The electric field at point A located at a distance l above the mid-point of the rod using the exact expression.

Answer to Problem 79PQ

The electric field at point A located at a distance l above the mid-point of the rod using the exact expression is ${\overrightarrow{E}}_{tot}=\frac{kQ}{\sqrt{2}{l}^2}\widehat{j}$.

Explanation of Solution

Write the exact expression for the total electric field.

    $\overrightarrow{E}=\frac{kq}{y}\frac{1}{\left(\sqrt{l^2+y^2}\right)}\widehat{j}$                                                                                    (VIII)

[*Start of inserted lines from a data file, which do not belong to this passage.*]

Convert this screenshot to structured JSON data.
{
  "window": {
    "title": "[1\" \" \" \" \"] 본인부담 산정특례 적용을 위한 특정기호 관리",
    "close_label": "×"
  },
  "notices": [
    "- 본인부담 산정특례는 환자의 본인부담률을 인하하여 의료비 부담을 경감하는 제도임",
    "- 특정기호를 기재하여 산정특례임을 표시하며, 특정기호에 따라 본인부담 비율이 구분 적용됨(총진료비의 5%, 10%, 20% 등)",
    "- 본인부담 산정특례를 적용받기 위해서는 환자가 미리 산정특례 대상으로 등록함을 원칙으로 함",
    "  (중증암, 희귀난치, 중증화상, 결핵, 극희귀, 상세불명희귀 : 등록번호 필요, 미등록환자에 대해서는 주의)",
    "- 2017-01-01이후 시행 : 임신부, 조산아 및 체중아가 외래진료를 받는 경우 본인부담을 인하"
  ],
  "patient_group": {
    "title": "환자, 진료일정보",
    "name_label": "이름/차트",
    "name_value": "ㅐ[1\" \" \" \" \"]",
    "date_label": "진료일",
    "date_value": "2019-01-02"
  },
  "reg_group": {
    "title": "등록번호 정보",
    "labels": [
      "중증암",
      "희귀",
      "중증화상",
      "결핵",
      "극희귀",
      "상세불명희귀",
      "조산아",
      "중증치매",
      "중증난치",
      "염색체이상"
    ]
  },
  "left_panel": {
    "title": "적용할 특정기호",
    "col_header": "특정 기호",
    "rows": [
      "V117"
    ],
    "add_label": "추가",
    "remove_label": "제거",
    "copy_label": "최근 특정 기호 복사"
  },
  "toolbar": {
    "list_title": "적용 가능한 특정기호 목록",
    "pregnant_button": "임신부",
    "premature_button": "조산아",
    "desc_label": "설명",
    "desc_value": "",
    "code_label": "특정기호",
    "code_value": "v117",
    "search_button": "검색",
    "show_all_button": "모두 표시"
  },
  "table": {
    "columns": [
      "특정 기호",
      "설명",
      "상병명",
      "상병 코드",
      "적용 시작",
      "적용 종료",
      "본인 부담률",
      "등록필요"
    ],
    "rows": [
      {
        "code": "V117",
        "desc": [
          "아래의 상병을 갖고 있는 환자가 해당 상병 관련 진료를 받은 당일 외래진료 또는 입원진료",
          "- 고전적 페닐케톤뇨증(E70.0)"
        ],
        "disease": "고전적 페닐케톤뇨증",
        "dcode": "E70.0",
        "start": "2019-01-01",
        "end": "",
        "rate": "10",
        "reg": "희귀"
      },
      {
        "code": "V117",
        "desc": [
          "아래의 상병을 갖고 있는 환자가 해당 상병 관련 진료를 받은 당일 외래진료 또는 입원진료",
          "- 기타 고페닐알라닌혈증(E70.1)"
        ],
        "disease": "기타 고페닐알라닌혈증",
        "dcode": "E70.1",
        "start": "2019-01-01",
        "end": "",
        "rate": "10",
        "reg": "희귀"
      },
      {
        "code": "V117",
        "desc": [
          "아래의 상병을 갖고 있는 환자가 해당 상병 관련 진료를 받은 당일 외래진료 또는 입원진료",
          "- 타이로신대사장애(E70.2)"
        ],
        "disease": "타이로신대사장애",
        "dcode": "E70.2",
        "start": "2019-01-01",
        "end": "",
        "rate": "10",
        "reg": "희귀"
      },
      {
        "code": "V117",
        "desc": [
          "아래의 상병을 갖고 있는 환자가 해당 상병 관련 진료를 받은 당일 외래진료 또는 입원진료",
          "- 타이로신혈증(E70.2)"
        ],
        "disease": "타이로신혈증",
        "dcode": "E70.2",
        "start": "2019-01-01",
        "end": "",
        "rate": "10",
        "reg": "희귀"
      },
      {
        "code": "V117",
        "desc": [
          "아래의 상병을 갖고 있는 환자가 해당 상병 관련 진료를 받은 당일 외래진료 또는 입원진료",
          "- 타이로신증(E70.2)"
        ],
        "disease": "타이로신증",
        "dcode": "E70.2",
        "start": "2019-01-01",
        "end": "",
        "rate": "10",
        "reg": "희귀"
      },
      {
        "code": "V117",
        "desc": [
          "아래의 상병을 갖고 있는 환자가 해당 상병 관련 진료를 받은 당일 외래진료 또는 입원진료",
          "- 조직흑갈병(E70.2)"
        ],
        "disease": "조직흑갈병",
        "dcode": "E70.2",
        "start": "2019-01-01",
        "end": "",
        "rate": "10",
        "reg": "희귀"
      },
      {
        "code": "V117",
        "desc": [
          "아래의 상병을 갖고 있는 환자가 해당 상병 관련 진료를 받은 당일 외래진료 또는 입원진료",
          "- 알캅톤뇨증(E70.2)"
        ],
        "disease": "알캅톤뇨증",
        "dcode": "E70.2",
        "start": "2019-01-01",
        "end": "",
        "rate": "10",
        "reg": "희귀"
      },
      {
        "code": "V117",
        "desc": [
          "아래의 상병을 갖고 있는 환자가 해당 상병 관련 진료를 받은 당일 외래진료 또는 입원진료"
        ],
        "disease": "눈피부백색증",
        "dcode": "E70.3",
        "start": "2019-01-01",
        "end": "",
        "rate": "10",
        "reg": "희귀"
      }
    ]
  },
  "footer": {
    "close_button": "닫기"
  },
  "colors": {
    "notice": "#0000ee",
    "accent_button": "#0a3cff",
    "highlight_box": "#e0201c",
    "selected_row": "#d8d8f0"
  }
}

Here, $\overrightarrow{E}$ is the electric field, $k$ is the coulomb constant, $q$ is the charge, $y$ is the perpendicular distance between the rod and the point and $l$ is the length of the rod.

Conclusion:

Substitute $Q$ for $q$, and $l$ for $y$ in equation (VIII) to find ${\overrightarrow{E}}_{tot}$.

    $\begin{array}{c}{\overrightarrow{E}}_{tot}=\frac{kQ}{l}\frac{1}{\left(\sqrt{l^2+l^2}\right)}\widehat{j}\\ =\frac{kQ}{\sqrt{2}{l}^2}\widehat{j}\end{array}$

Thus, the electric field at point A located at a distance l above the mid-point of the rod using the exact expression is ${\overrightarrow{E}}_{tot}=\frac{kQ}{\sqrt{2}{l}^2}\widehat{j}$.

(c)

To determine

Compare the approximate result with the exact result.

Answer to Problem 79PQ

The approximate result is $0.888$ times the exact result.

Explanation of Solution

Find the ratio of the approximate result with the exact result.

    $\begin{array}{c}\frac{{\overrightarrow{E}}_{tot,a}}{{\overrightarrow{E}}_{tot,b}}=\frac{\frac{\left(0.628\right)kQ}{l^2}\widehat{j}}{\frac{kQ}{\sqrt{2}{l}^2}\widehat{j}}\\ =\left(0.628\right)\left(\sqrt{2}\right)\\ =0.888\end{array}$

Conclusion:

Thus, the approximate result is $0.888$ times the exact result.